Case Presentation: Case Presentation: A 75-year-old female with a history of chronic lymphocytic leukemia, hypertension, coronary artery disease and chronic kidney disease presented with confusion that progressed to mutism, apraxia, right sided weakness and spasticity within 3 weeks. On exam, she was drowsy but arousable to voice, inconsistently following simple commands and mute. The right upper and lower extremities exhibited spastic hemiparesis with dystonic posturing and intermittent myoclonic movement. Labs revealed lymphocytic leukocytosis with smudge cells on peripheral smear. The following tests were negative or unremarkable: CT head, HIV screen, vitamin B12, folate, thyroid studies, urine drug screen, blood and urine cultures. CSF analysis showed no pleocytosis, and negative infectious workup (HSV PCR, cryptococcal Ag, VZV IgG VDRL, culture for bacteria and fungus), flow cytometry, neurosensory paraneoplastic panel and Tourtellotte analysis. CJD panel showed positive real time quaking induced conversion (RT QUIC), tau protein and 14-3-3 protein. EEG displayed sharply contoured periodic pattern mostly bifrontal. Brain MRI showed cortical ribboning, hyper intense signal in the cortical gyri on diffusion weighted imaging, and restricted diffusion in bilateral basal ganglia concerning for CJD (fig 1). Her neurological condition continued to decline, and she died within a month of presentation.
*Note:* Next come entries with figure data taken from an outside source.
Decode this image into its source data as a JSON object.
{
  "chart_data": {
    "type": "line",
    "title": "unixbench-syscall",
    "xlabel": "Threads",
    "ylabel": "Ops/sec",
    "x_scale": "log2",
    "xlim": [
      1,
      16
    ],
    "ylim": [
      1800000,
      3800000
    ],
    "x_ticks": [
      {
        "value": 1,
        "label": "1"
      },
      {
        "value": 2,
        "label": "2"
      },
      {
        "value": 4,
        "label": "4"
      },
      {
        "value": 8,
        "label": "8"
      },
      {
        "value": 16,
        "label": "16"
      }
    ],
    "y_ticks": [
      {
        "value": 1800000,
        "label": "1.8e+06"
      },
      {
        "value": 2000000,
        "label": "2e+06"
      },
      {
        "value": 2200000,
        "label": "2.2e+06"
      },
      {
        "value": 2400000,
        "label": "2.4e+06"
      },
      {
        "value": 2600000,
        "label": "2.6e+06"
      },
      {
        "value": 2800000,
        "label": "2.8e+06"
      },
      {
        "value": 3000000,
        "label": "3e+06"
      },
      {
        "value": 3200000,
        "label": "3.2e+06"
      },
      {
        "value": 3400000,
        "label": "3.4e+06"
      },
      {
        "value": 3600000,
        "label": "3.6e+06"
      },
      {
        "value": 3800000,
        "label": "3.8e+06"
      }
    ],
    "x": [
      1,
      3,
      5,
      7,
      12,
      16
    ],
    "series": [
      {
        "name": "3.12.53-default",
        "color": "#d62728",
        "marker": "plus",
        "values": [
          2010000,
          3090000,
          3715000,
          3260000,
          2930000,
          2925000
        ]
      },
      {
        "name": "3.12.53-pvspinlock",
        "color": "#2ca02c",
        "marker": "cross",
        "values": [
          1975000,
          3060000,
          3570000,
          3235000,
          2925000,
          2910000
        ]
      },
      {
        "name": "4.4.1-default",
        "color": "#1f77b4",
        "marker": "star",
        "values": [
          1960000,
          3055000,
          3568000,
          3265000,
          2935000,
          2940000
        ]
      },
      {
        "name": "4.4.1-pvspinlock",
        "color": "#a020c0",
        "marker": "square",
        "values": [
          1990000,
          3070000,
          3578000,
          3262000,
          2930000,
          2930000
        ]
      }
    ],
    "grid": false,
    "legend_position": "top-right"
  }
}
Discussion: Discussion: Creudtzfelt-Jacob disease (CJD) is the most common type of prion disease and the vast majority are sporadic (85-95%), with only 1% being infectious. Prion disease has been transmitted to humans through dietary practices and iatrogenic exposures. Rapidly progressive mental deterioration and myoclonus are characteristic signs. Brain biopsy is the gold standard for definitive diagnosis. Cases are universally fatal as no effective treatment exists, with death occurring within 1 year.

Conclusions: Conclusion: In sporadic CJD, the cortical ribbon sign is the most striking feature. Elevated CSF levels of 14-3-3 are specific for CJD. Although rare, clinicians should be aware of prion diseases and should be considered in the differential of any patient presenting with rapidly progressive neurocognitive decline.